A JSON file to use as a config file containing things such as search parameters

-t, --title

A title for the tree. This will be shown at the top of the window as “[Title] - powered by Taxonium”

--overlay_html

A file containing HTML to put in the About box when this tree is loaded. This could contain information about who built the tree and what data you used.

--remove_after_pipe

If set, we will remove anything after a pipe (|) in each node’s name, after joining to metadata

Default: False

--clade_types

Optionally specify clade types provided in the UShER file, comma separated - e.g. ‘nextstrain,pango’. Order must match that used in the UShER pb file. If you haven’t specifically annotated clades in your protobuf, don’t use this

--name_internal_nodes

If set, we will name internal nodes node_xxx

Default: False

--shear

If set, we will ‘shear’ the tree.
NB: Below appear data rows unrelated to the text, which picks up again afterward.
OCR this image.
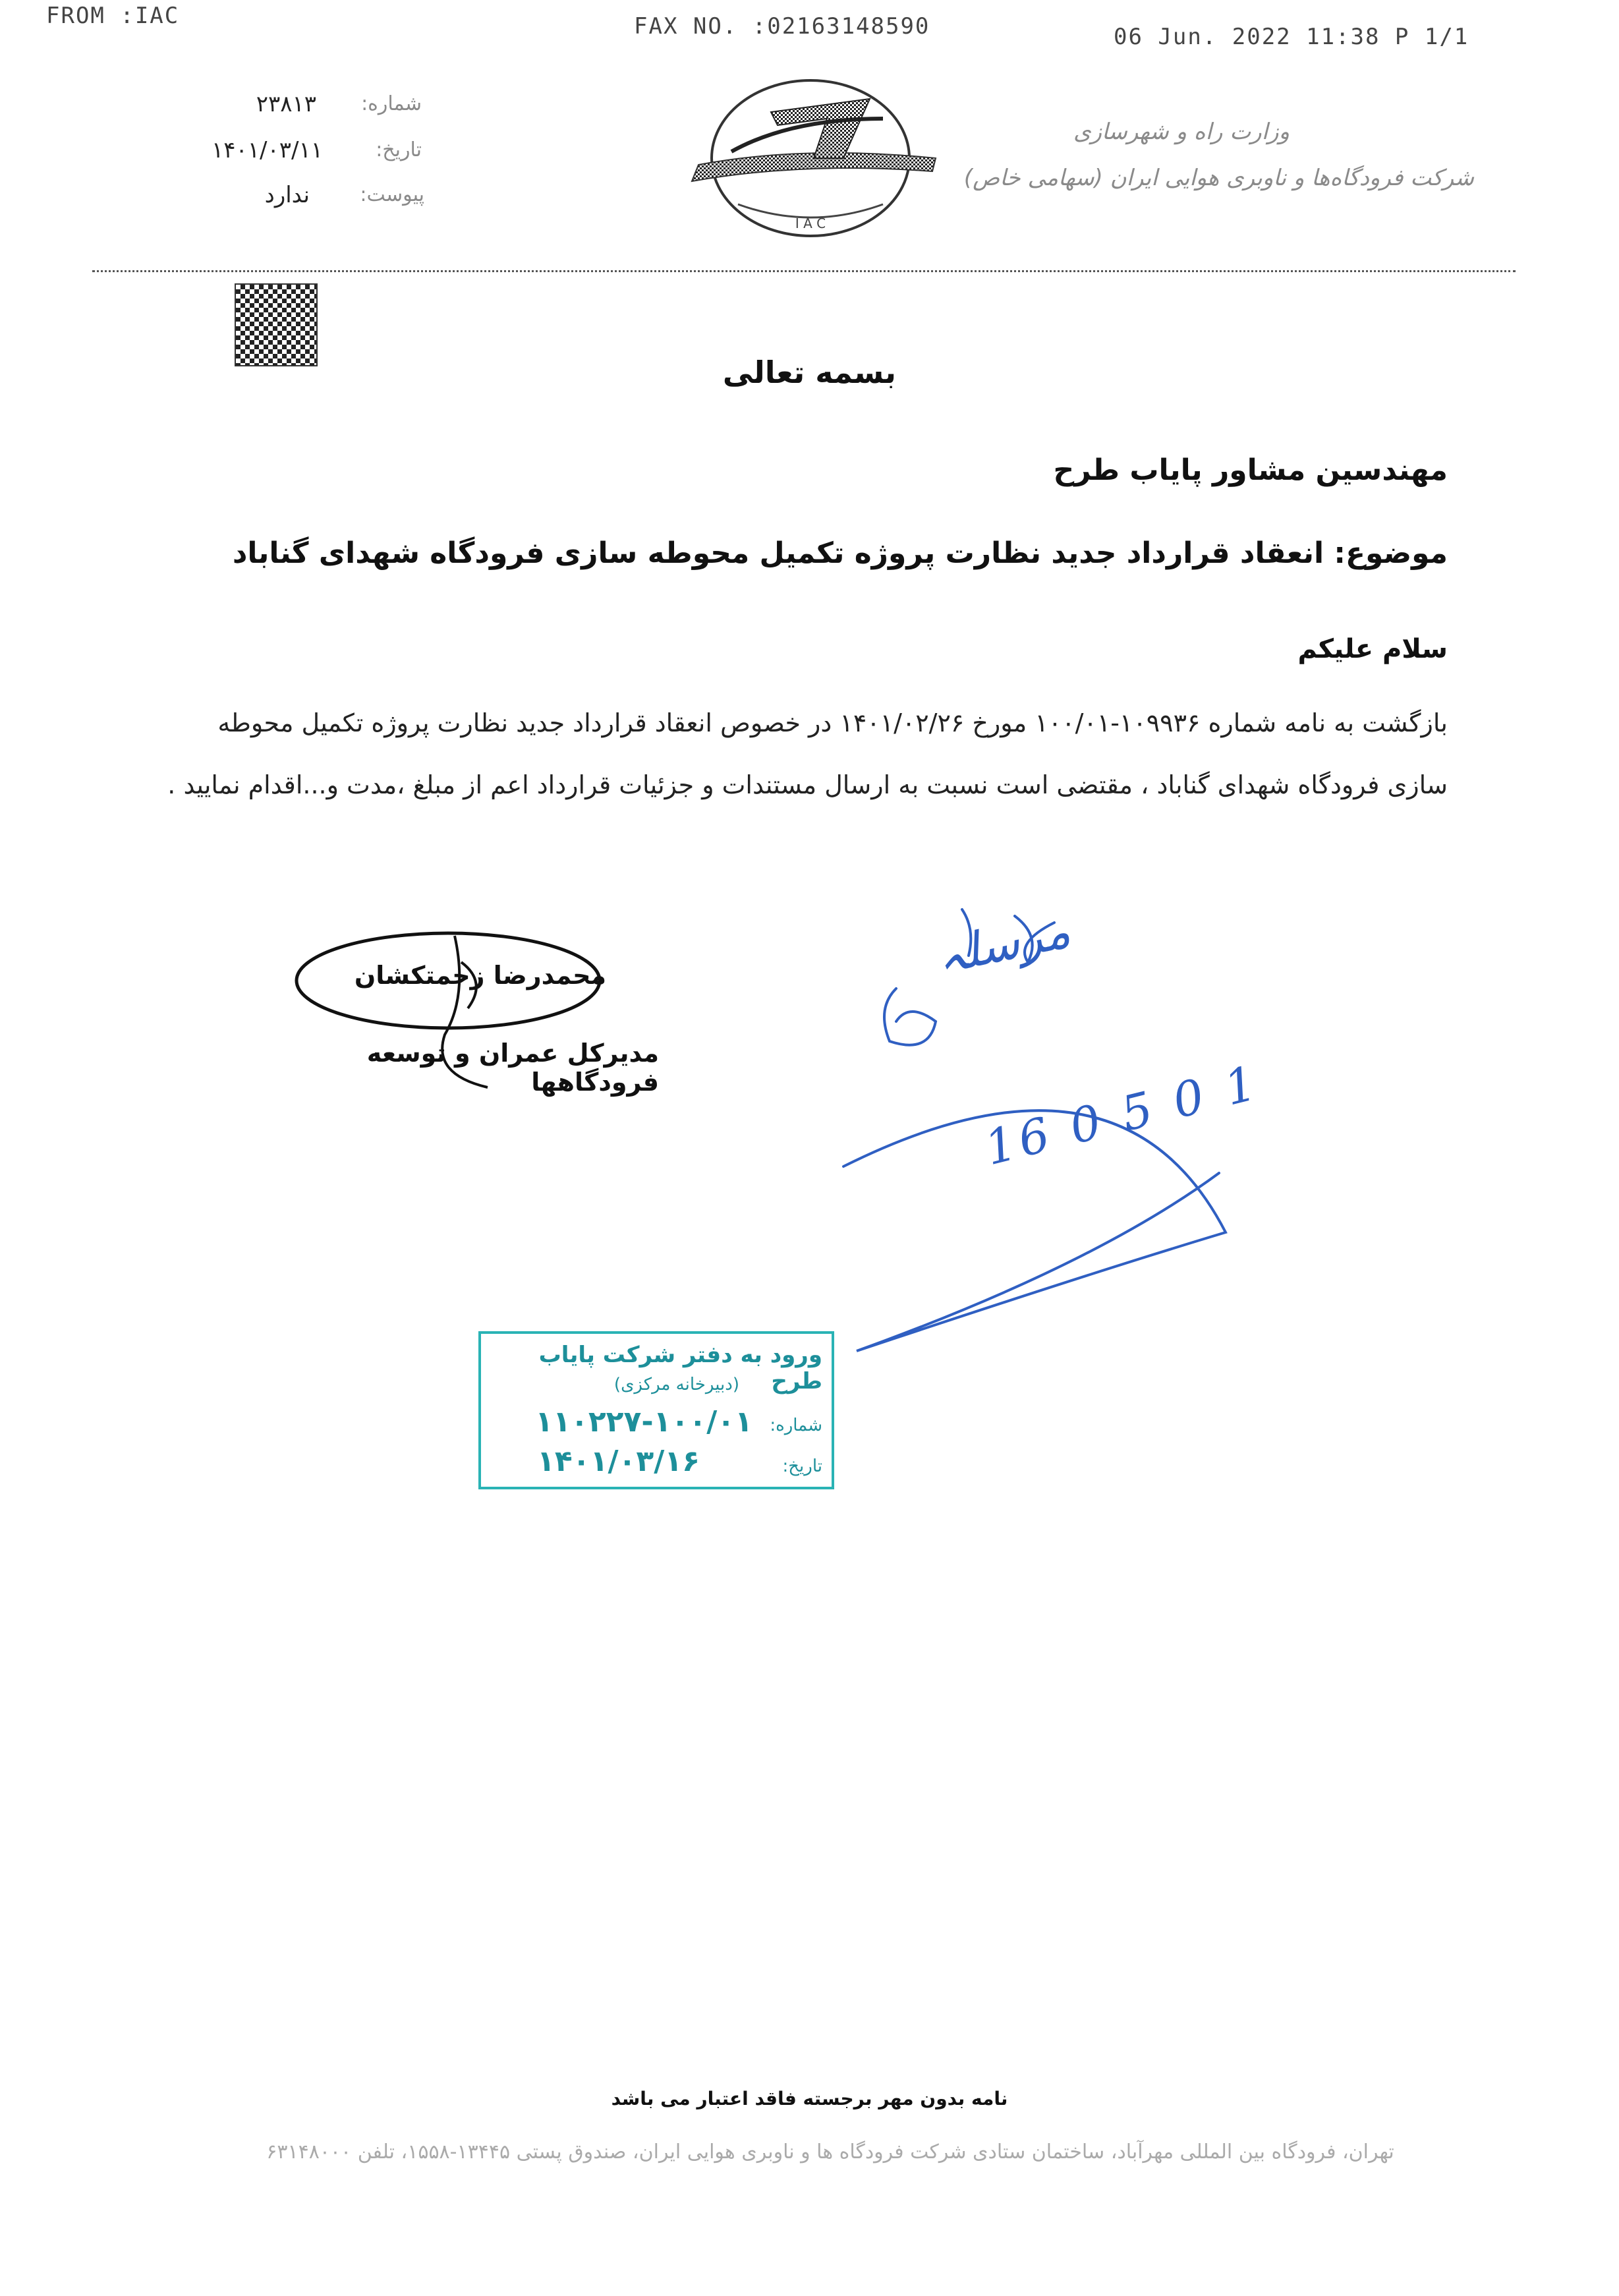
FROM :IAC	FAX NO. :02163148590	06 Jun. 2022 11:38 P 1/1
۲۳۸۱۳ شماره:
۱۴۰۱/۰۳/۱۱	تاریخ:
ندارد	پیوست:
I A C
وزارت راه و شهرسازی
شرکت فرودگاه‌ها و ناوبری هوایی ایران (سهامی خاص)
بسمه تعالی
مهندسین مشاور پایاب طرح
موضوع: انعقاد قرارداد جدید نظارت پروژه تکمیل محوطه سازی فرودگاه شهدای گناباد
سلام علیکم
بازگشت به نامه شماره ۱۰۹۹۳۶-۱۰۰/۰۱ مورخ ۱۴۰۱/۰۲/۲۶ در خصوص انعقاد قرارداد جدید نظارت پروژه تکمیل محوطه
سازی فرودگاه شهدای گناباد ، مقتضی است نسبت به ارسال مستندات و جزئیات قرارداد اعم از مبلغ ،مدت و...اقدام نمایید .
محمدرضا زحمتکشان
مدیرکل عمران و توسعه فرودگاهها
مرسلہ
16 0 5 0 1
ورود به دفتر شرکت پایاب طرح
(دبیرخانه مرکزی)
شماره:
۱۱۰۲۲۷-۱۰۰/۰۱
تاریخ:
۱۴۰۱/۰۳/۱۶
نامه بدون مهر برجسته فاقد اعتبار می باشد
تهران، فرودگاه بین المللی مهرآباد، ساختمان ستادی شرکت فرودگاه ها و ناوبری هوایی ایران، صندوق پستی ۱۳۴۴۵-۱۵۵۸، تلفن ۶۳۱۴۸۰۰۰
This will iterate over all nodes. If a particular sub-branch makes up fewer than e.g. 1/1000 of the total descendants, then in most cases it represents a sequencing error. (But it also could represent recombinants, or a real, unfit branch.) We remove these to simplify the interpretation of the tree.

Default: False

--shear_threshold

Threshold for shearing, default is 1000 meaning branches will be removed if they make up less than <1/1000 nodes. Has no effect unless –shear is set.

Default: 1000

--only_variable_sites

Only store information about the root sequence at a particular position if there is variation at that position somewhere in the tree. This helps to speed up the loading of larger genomes such as MPXV.

Default: False

--key_column

The column in the metadata file which is the same as the names in the tree

Default: “strain”

Using the parameters above you can trigger usher_to_taxonium to launch Chronumental and create a time tree which will be packaged into your tree.